Dr. Nguyen Ngoc Tan (University of British Columbia) and his colleagues have for the first time successfully fabricated a stretchable, fabric-soft battery for use in smart sensors.

Batteries used for smart sensors are a popular technology trend today. For example, in the biomedical field, there are applications that require the patient to wear a smart shirt for about 10-12 hours a day, including when going to sleep.

 Batteries can be as soft as an invented garment.

If using a normal battery, it will certainly cause problems and be very uncomfortable for the wearer. "Without soft and safe batteries in contact with the human body, it will be difficult to continue to develop sensor-based clothing," said Dr. Tan.

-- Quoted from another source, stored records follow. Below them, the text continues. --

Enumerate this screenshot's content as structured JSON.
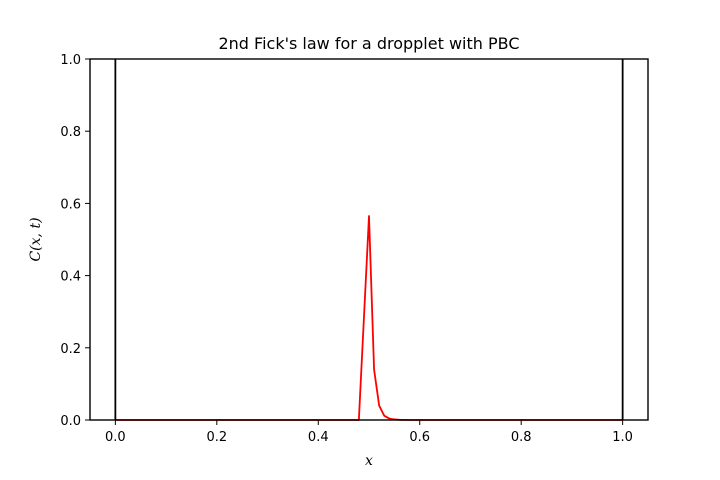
{
  "chart_data": {
    "type": "line",
    "title": "2nd Fick's law for a dropplet with PBC",
    "xlabel": "x",
    "ylabel": "C(x, t)",
    "xlim": [
      -0.05,
      1.05
    ],
    "ylim": [
      0.0,
      1.0
    ],
    "xticks": [
      0.0,
      0.2,
      0.4,
      0.6,
      0.8,
      1.0
    ],
    "xtick_labels": [
      "0.0",
      "0.2",
      "0.4",
      "0.6",
      "0.8",
      "1.0"
    ],
    "yticks": [
      0.0,
      0.2,
      0.4,
      0.6,
      0.8,
      1.0
    ],
    "ytick_labels": [
      "0.0",
      "0.2",
      "0.4",
      "0.6",
      "0.8",
      "1.0"
    ],
    "grid": false,
    "boundaries": [
      {
        "x": 0.0,
        "color": "#000000"
      },
      {
        "x": 1.0,
        "color": "#000000"
      }
    ],
    "series": [
      {
        "color": "#ff0000",
        "x": [
          0.0,
          0.48,
          0.5,
          0.51,
          0.52,
          0.53,
          0.54,
          0.55,
          0.56,
          0.58,
          0.6,
          0.7,
          0.8,
          0.9,
          1.0
        ],
        "y": [
          0.0,
          0.0,
          0.565,
          0.14,
          0.04,
          0.012,
          0.004,
          0.0015,
          0.0005,
          0.0,
          0.0,
          0.0,
          0.0,
          0.0,
          0.0
        ]
      }
    ]
  }
}
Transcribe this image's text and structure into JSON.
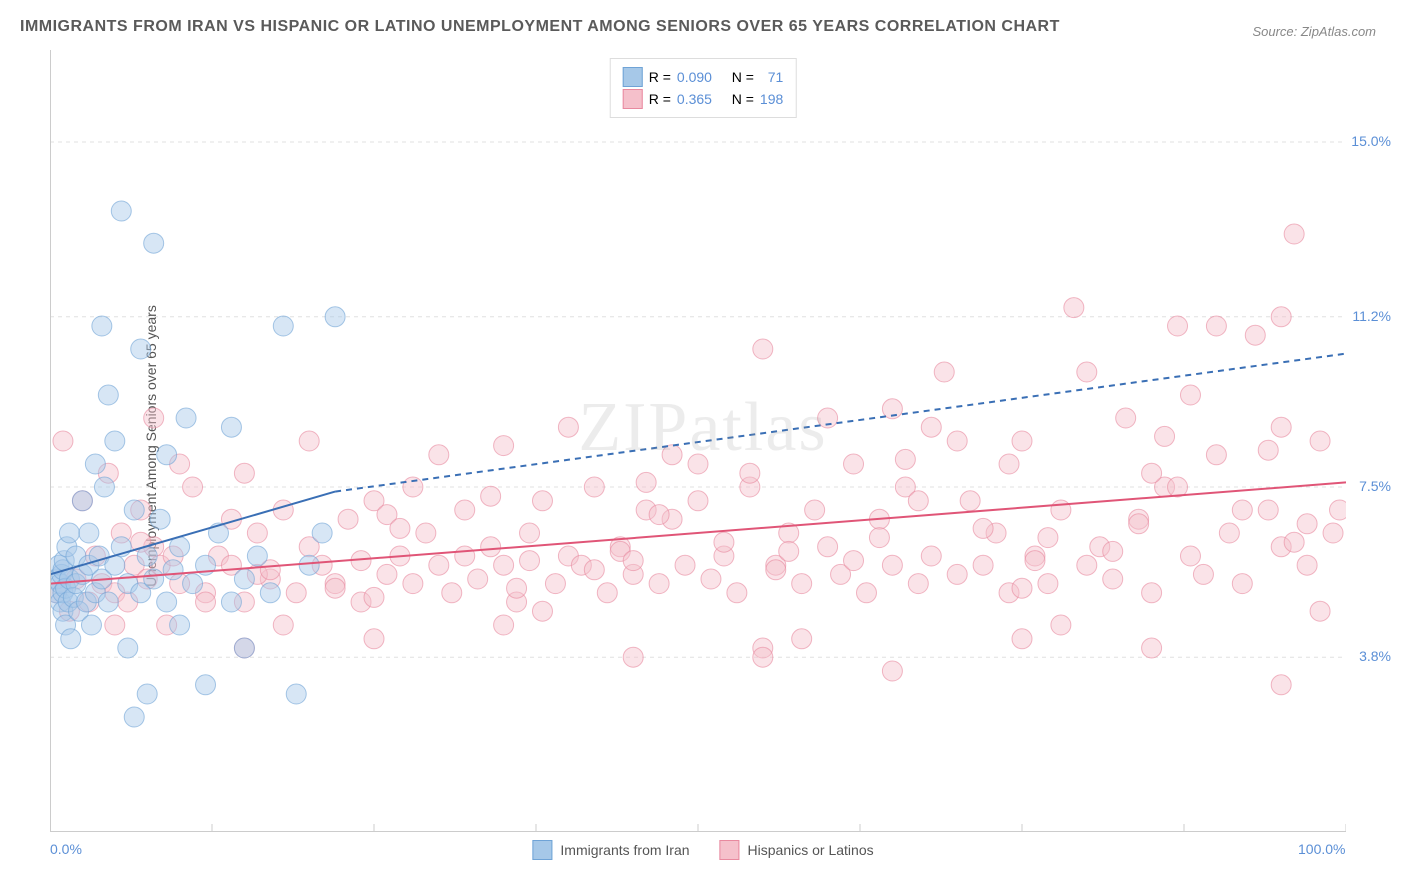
{
  "title": "IMMIGRANTS FROM IRAN VS HISPANIC OR LATINO UNEMPLOYMENT AMONG SENIORS OVER 65 YEARS CORRELATION CHART",
  "source": "Source: ZipAtlas.com",
  "watermark": "ZIPatlas",
  "y_axis_label": "Unemployment Among Seniors over 65 years",
  "chart": {
    "type": "scatter",
    "xlim": [
      0,
      100
    ],
    "ylim": [
      0,
      17
    ],
    "x_ticks": [
      0,
      12.5,
      25,
      37.5,
      50,
      62.5,
      75,
      87.5,
      100
    ],
    "x_tick_labels": {
      "0": "0.0%",
      "100": "100.0%"
    },
    "y_ticks": [
      3.8,
      7.5,
      11.2,
      15.0
    ],
    "y_tick_labels": [
      "3.8%",
      "7.5%",
      "11.2%",
      "15.0%"
    ],
    "grid_color": "#e0e0e0",
    "grid_dash": "4,4",
    "background_color": "#ffffff",
    "marker_radius": 10,
    "marker_opacity": 0.45,
    "series": [
      {
        "name": "Immigrants from Iran",
        "color": "#a6c8e8",
        "stroke": "#6fa3d6",
        "r": 0.09,
        "n": 71,
        "trend": {
          "x1": 0,
          "y1": 5.6,
          "x2": 22,
          "y2": 7.4,
          "x2_dash": 100,
          "y2_dash": 10.4,
          "color": "#3a6fb5",
          "width": 2
        },
        "points": [
          [
            0.5,
            5.2
          ],
          [
            0.5,
            5.5
          ],
          [
            0.7,
            5.8
          ],
          [
            0.8,
            5.0
          ],
          [
            0.8,
            5.4
          ],
          [
            0.9,
            5.6
          ],
          [
            1.0,
            4.8
          ],
          [
            1.0,
            5.2
          ],
          [
            1.0,
            5.7
          ],
          [
            1.1,
            5.9
          ],
          [
            1.2,
            4.5
          ],
          [
            1.2,
            5.3
          ],
          [
            1.3,
            6.2
          ],
          [
            1.4,
            5.0
          ],
          [
            1.5,
            5.5
          ],
          [
            1.5,
            6.5
          ],
          [
            1.6,
            4.2
          ],
          [
            1.8,
            5.1
          ],
          [
            2.0,
            5.4
          ],
          [
            2.0,
            6.0
          ],
          [
            2.2,
            4.8
          ],
          [
            2.5,
            5.6
          ],
          [
            2.5,
            7.2
          ],
          [
            2.8,
            5.0
          ],
          [
            3.0,
            5.8
          ],
          [
            3.0,
            6.5
          ],
          [
            3.2,
            4.5
          ],
          [
            3.5,
            5.2
          ],
          [
            3.5,
            8.0
          ],
          [
            3.8,
            6.0
          ],
          [
            4.0,
            5.5
          ],
          [
            4.0,
            11.0
          ],
          [
            4.2,
            7.5
          ],
          [
            4.5,
            5.0
          ],
          [
            4.5,
            9.5
          ],
          [
            5.0,
            5.8
          ],
          [
            5.0,
            8.5
          ],
          [
            5.5,
            6.2
          ],
          [
            5.5,
            13.5
          ],
          [
            6.0,
            4.0
          ],
          [
            6.0,
            5.4
          ],
          [
            6.5,
            7.0
          ],
          [
            6.5,
            2.5
          ],
          [
            7.0,
            5.2
          ],
          [
            7.0,
            10.5
          ],
          [
            7.5,
            6.0
          ],
          [
            7.5,
            3.0
          ],
          [
            8.0,
            5.5
          ],
          [
            8.0,
            12.8
          ],
          [
            8.5,
            6.8
          ],
          [
            9.0,
            5.0
          ],
          [
            9.0,
            8.2
          ],
          [
            9.5,
            5.7
          ],
          [
            10.0,
            4.5
          ],
          [
            10.0,
            6.2
          ],
          [
            10.5,
            9.0
          ],
          [
            11.0,
            5.4
          ],
          [
            12.0,
            3.2
          ],
          [
            12.0,
            5.8
          ],
          [
            13.0,
            6.5
          ],
          [
            14.0,
            5.0
          ],
          [
            14.0,
            8.8
          ],
          [
            15.0,
            4.0
          ],
          [
            15.0,
            5.5
          ],
          [
            16.0,
            6.0
          ],
          [
            17.0,
            5.2
          ],
          [
            18.0,
            11.0
          ],
          [
            19.0,
            3.0
          ],
          [
            20.0,
            5.8
          ],
          [
            21.0,
            6.5
          ],
          [
            22.0,
            11.2
          ]
        ]
      },
      {
        "name": "Hispanics or Latinos",
        "color": "#f5c0cb",
        "stroke": "#e8899f",
        "r": 0.365,
        "n": 198,
        "trend": {
          "x1": 0,
          "y1": 5.4,
          "x2": 100,
          "y2": 7.6,
          "color": "#e05577",
          "width": 2
        },
        "points": [
          [
            0.5,
            5.2
          ],
          [
            1,
            8.5
          ],
          [
            1.5,
            4.8
          ],
          [
            2,
            5.5
          ],
          [
            2.5,
            7.2
          ],
          [
            3,
            5.0
          ],
          [
            3.5,
            6.0
          ],
          [
            4,
            5.4
          ],
          [
            4.5,
            7.8
          ],
          [
            5,
            5.2
          ],
          [
            5.5,
            6.5
          ],
          [
            6,
            5.0
          ],
          [
            6.5,
            5.8
          ],
          [
            7,
            7.0
          ],
          [
            7.5,
            5.5
          ],
          [
            8,
            6.2
          ],
          [
            8.5,
            5.8
          ],
          [
            9,
            4.5
          ],
          [
            9.5,
            6.0
          ],
          [
            10,
            5.4
          ],
          [
            11,
            7.5
          ],
          [
            12,
            5.2
          ],
          [
            13,
            6.0
          ],
          [
            14,
            5.8
          ],
          [
            15,
            5.0
          ],
          [
            16,
            6.5
          ],
          [
            17,
            5.5
          ],
          [
            18,
            7.0
          ],
          [
            19,
            5.2
          ],
          [
            20,
            6.2
          ],
          [
            21,
            5.8
          ],
          [
            22,
            5.4
          ],
          [
            23,
            6.8
          ],
          [
            24,
            5.0
          ],
          [
            25,
            7.2
          ],
          [
            26,
            5.6
          ],
          [
            27,
            6.0
          ],
          [
            28,
            5.4
          ],
          [
            29,
            6.5
          ],
          [
            30,
            5.8
          ],
          [
            31,
            5.2
          ],
          [
            32,
            7.0
          ],
          [
            33,
            5.5
          ],
          [
            34,
            6.2
          ],
          [
            35,
            5.8
          ],
          [
            36,
            5.0
          ],
          [
            37,
            6.5
          ],
          [
            38,
            7.2
          ],
          [
            39,
            5.4
          ],
          [
            40,
            6.0
          ],
          [
            41,
            5.8
          ],
          [
            42,
            7.5
          ],
          [
            43,
            5.2
          ],
          [
            44,
            6.2
          ],
          [
            45,
            5.6
          ],
          [
            46,
            7.0
          ],
          [
            47,
            5.4
          ],
          [
            48,
            6.8
          ],
          [
            49,
            5.8
          ],
          [
            50,
            7.2
          ],
          [
            51,
            5.5
          ],
          [
            52,
            6.0
          ],
          [
            53,
            5.2
          ],
          [
            54,
            7.5
          ],
          [
            55,
            10.5
          ],
          [
            56,
            5.8
          ],
          [
            57,
            6.5
          ],
          [
            58,
            5.4
          ],
          [
            59,
            7.0
          ],
          [
            60,
            6.2
          ],
          [
            61,
            5.6
          ],
          [
            62,
            8.0
          ],
          [
            63,
            5.2
          ],
          [
            64,
            6.8
          ],
          [
            65,
            5.8
          ],
          [
            66,
            7.5
          ],
          [
            67,
            5.4
          ],
          [
            68,
            6.0
          ],
          [
            69,
            10.0
          ],
          [
            70,
            5.6
          ],
          [
            71,
            7.2
          ],
          [
            72,
            5.8
          ],
          [
            73,
            6.5
          ],
          [
            74,
            5.2
          ],
          [
            75,
            8.5
          ],
          [
            76,
            6.0
          ],
          [
            77,
            5.4
          ],
          [
            78,
            7.0
          ],
          [
            79,
            11.4
          ],
          [
            80,
            5.8
          ],
          [
            81,
            6.2
          ],
          [
            82,
            5.5
          ],
          [
            83,
            9.0
          ],
          [
            84,
            6.8
          ],
          [
            85,
            5.2
          ],
          [
            86,
            7.5
          ],
          [
            87,
            11.0
          ],
          [
            88,
            6.0
          ],
          [
            89,
            5.6
          ],
          [
            90,
            8.2
          ],
          [
            91,
            6.5
          ],
          [
            92,
            5.4
          ],
          [
            93,
            10.8
          ],
          [
            94,
            7.0
          ],
          [
            95,
            6.2
          ],
          [
            96,
            13.0
          ],
          [
            97,
            5.8
          ],
          [
            98,
            8.5
          ],
          [
            99,
            6.5
          ],
          [
            99.5,
            7.0
          ],
          [
            15,
            4.0
          ],
          [
            25,
            4.2
          ],
          [
            35,
            4.5
          ],
          [
            45,
            3.8
          ],
          [
            55,
            4.0
          ],
          [
            65,
            3.5
          ],
          [
            75,
            4.2
          ],
          [
            85,
            4.0
          ],
          [
            95,
            3.2
          ],
          [
            10,
            8.0
          ],
          [
            20,
            8.5
          ],
          [
            30,
            8.2
          ],
          [
            40,
            8.8
          ],
          [
            50,
            8.0
          ],
          [
            60,
            9.0
          ],
          [
            70,
            8.5
          ],
          [
            80,
            10.0
          ],
          [
            90,
            11.0
          ],
          [
            95,
            11.2
          ],
          [
            12,
            5.0
          ],
          [
            22,
            5.3
          ],
          [
            32,
            6.0
          ],
          [
            42,
            5.7
          ],
          [
            52,
            6.3
          ],
          [
            62,
            5.9
          ],
          [
            72,
            6.6
          ],
          [
            82,
            6.1
          ],
          [
            92,
            7.0
          ],
          [
            8,
            9.0
          ],
          [
            18,
            4.5
          ],
          [
            28,
            7.5
          ],
          [
            38,
            4.8
          ],
          [
            48,
            8.2
          ],
          [
            58,
            4.2
          ],
          [
            68,
            8.8
          ],
          [
            78,
            4.5
          ],
          [
            88,
            9.5
          ],
          [
            98,
            4.8
          ],
          [
            14,
            6.8
          ],
          [
            24,
            5.9
          ],
          [
            34,
            7.3
          ],
          [
            44,
            6.1
          ],
          [
            54,
            7.8
          ],
          [
            64,
            6.4
          ],
          [
            74,
            8.0
          ],
          [
            84,
            6.7
          ],
          [
            94,
            8.3
          ],
          [
            16,
            5.6
          ],
          [
            26,
            6.9
          ],
          [
            36,
            5.3
          ],
          [
            46,
            7.6
          ],
          [
            56,
            5.7
          ],
          [
            66,
            8.1
          ],
          [
            76,
            5.9
          ],
          [
            86,
            8.6
          ],
          [
            96,
            6.3
          ],
          [
            5,
            4.5
          ],
          [
            15,
            7.8
          ],
          [
            25,
            5.1
          ],
          [
            35,
            8.4
          ],
          [
            45,
            5.9
          ],
          [
            55,
            3.8
          ],
          [
            65,
            9.2
          ],
          [
            75,
            5.3
          ],
          [
            85,
            7.8
          ],
          [
            95,
            8.8
          ],
          [
            7,
            6.3
          ],
          [
            17,
            5.7
          ],
          [
            27,
            6.6
          ],
          [
            37,
            5.9
          ],
          [
            47,
            6.9
          ],
          [
            57,
            6.1
          ],
          [
            67,
            7.2
          ],
          [
            77,
            6.4
          ],
          [
            87,
            7.5
          ],
          [
            97,
            6.7
          ]
        ]
      }
    ]
  },
  "legend_top": {
    "r_label": "R =",
    "n_label": "N =",
    "rows": [
      {
        "swatch_fill": "#a6c8e8",
        "swatch_stroke": "#6fa3d6",
        "r": "0.090",
        "n": "71"
      },
      {
        "swatch_fill": "#f5c0cb",
        "swatch_stroke": "#e8899f",
        "r": "0.365",
        "n": "198"
      }
    ]
  },
  "legend_bottom": [
    {
      "swatch_fill": "#a6c8e8",
      "swatch_stroke": "#6fa3d6",
      "label": "Immigrants from Iran"
    },
    {
      "swatch_fill": "#f5c0cb",
      "swatch_stroke": "#e8899f",
      "label": "Hispanics or Latinos"
    }
  ]
}
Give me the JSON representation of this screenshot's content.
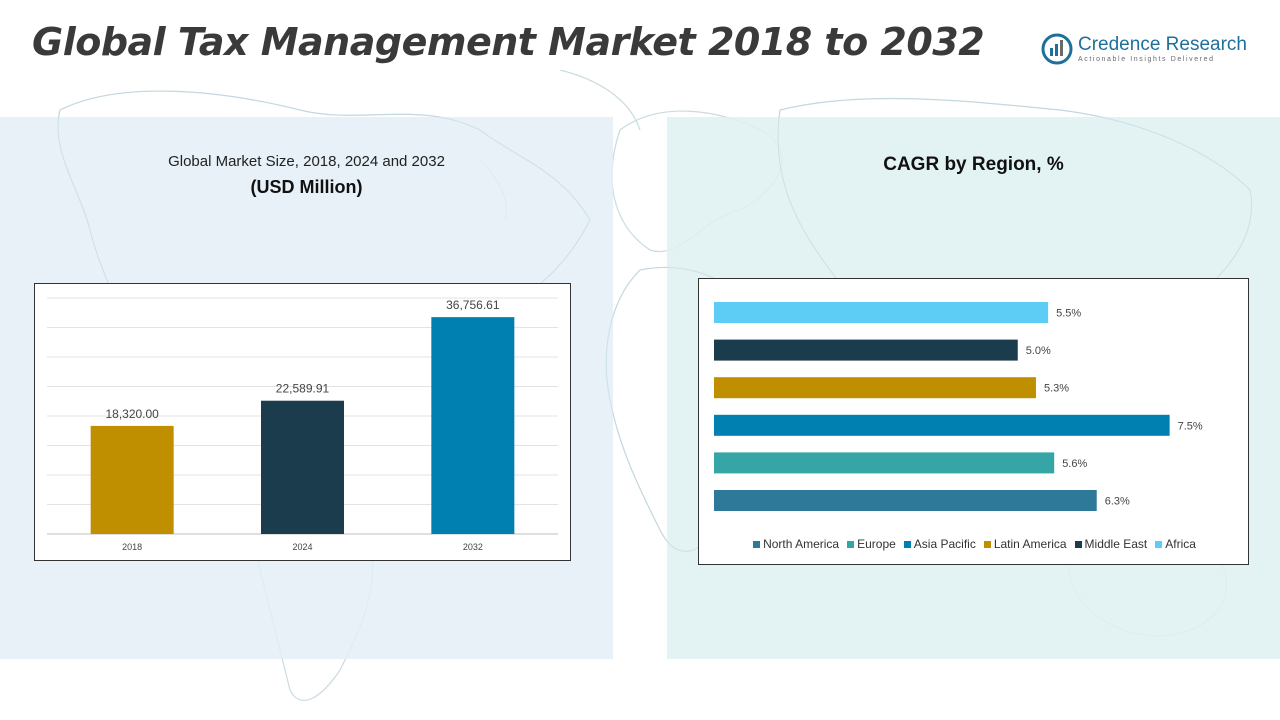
{
  "page": {
    "title": "Global Tax Management Market 2018 to 2032"
  },
  "logo": {
    "name": "Credence Research",
    "tagline": "Actionable Insights Delivered"
  },
  "left_panel": {
    "heading": "Global Market Size, 2018, 2024 and 2032",
    "subheading": "(USD Million)"
  },
  "right_panel": {
    "heading": "CAGR by Region, %"
  },
  "chart_data": [
    {
      "type": "bar",
      "title": "Global Market Size, 2018, 2024 and 2032",
      "ylabel": "(USD Million)",
      "categories": [
        "2018",
        "2024",
        "2032"
      ],
      "values": [
        18320.0,
        22589.91,
        36756.61
      ],
      "data_labels": [
        "18,320.00",
        "22,589.91",
        "36,756.61"
      ],
      "colors": [
        "#bf8f00",
        "#1a3c4d",
        "#0080b0"
      ],
      "ylim": [
        0,
        40000
      ],
      "grid": true
    },
    {
      "type": "bar",
      "orientation": "horizontal",
      "title": "CAGR by Region, %",
      "categories": [
        "North America",
        "Europe",
        "Asia Pacific",
        "Latin America",
        "Middle East",
        "Africa"
      ],
      "values": [
        6.3,
        5.6,
        7.5,
        5.3,
        5.0,
        5.5
      ],
      "data_labels": [
        "6.3%",
        "5.6%",
        "7.5%",
        "5.3%",
        "5.0%",
        "5.5%"
      ],
      "colors": [
        "#2e7899",
        "#35a5a5",
        "#0080b0",
        "#bf8f00",
        "#1a3c4d",
        "#5dcdf5"
      ],
      "xlim": [
        0,
        8
      ],
      "grid": false,
      "legend": "bottom"
    }
  ]
}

Working at the Advanced Materials and Process Design Laboratory, from 2019, Dr. Tan started to survey and found that the field of flexible batteries has also had a lot of research, but the actual product is almost not. Yes. More importantly, 'how to make the battery last a long time (for example, a few years) and be safe enough to wear on people, or even wash it in a washing machine, no one has seen it yet', Dr. Tan said. know.

The key to the technology is the battery cover material. The material must meet the need to prevent gas and liquid exchange to minimize the movement of molecules from the inside out and from the outside of the battery; Has a low modulus of elasticity to accommodate integration into stretchy electronics;

Be compatible with battery components as well as biocompatible (no harm to the body), especially in applications that seamlessly integrate the device and the human body; Ease of fabrication, especially being able to use existing manufacturing processes; Has mechanical and chemical strength over the lifetime, even when deformed during washing.

To solve the problem of body compatibility, Dr. Tan's research team selected zinc and manganese dioxide - substances that are safer than the components of conventional lithium-ion batteries - as materials to participate in the reaction. A chemical reaction that produces an electric current.

But the key issue and also the most difficult point in this research is how to make the material have the ability to prevent water from penetrating the battery, and at the same time adhere to the different layers of the battery. If the battery has very good adhesion between the layers, then when it is pulled or washed in hot and cold temperatures in the washing machine, the layers will move together and withstand those impacts.

The team decided to choose a polymer - a readily available material that has been used in medicine but has never been used in battery research before. When experimenting with polymers, Dr Tan's research team found that the material not only had high chemical stability and biocompatibility, but was also the least water-permeable of any elastomeric material. when.

After more than a year of tinkering, testing as well as building a new manufacturing process (because this type of battery is completely different from normal batteries), TS Tan's research team has developed a new type of battery consisting of many layers of super thin, containing a mixture of crushed zinc and manganese dioxide (for stretching), and bonded with the same polymer.

When tested in a washing machine, the results showed that the battery developed by TS Tan's team could 'survive' through 39 washes and still function well. 'It can be seen that, with this structure, the battery is not waterproof and still ensures its integrity over many uses,' the team shared.

To further test the battery's endurance, Dr. Nguyen Ngoc Tan's research team tested it with both cold and hot washing modes (up to 80°C), each wash lasting about 1.5 hours. clock. Test results show that the battery is still resistant and works fine after washing.

After the success of this research, Dr. Tan said that his research team has closely linked with a number of companies that are pursuing smart clothing products to test batteries to assess their ability to meet demand. actual demand. Currently, the battery researched by Dr. Tan's team has a voltage of about 1.5V - lower than the 3V voltage of lithium-ion batteries due to the balance between capacity and safety issues.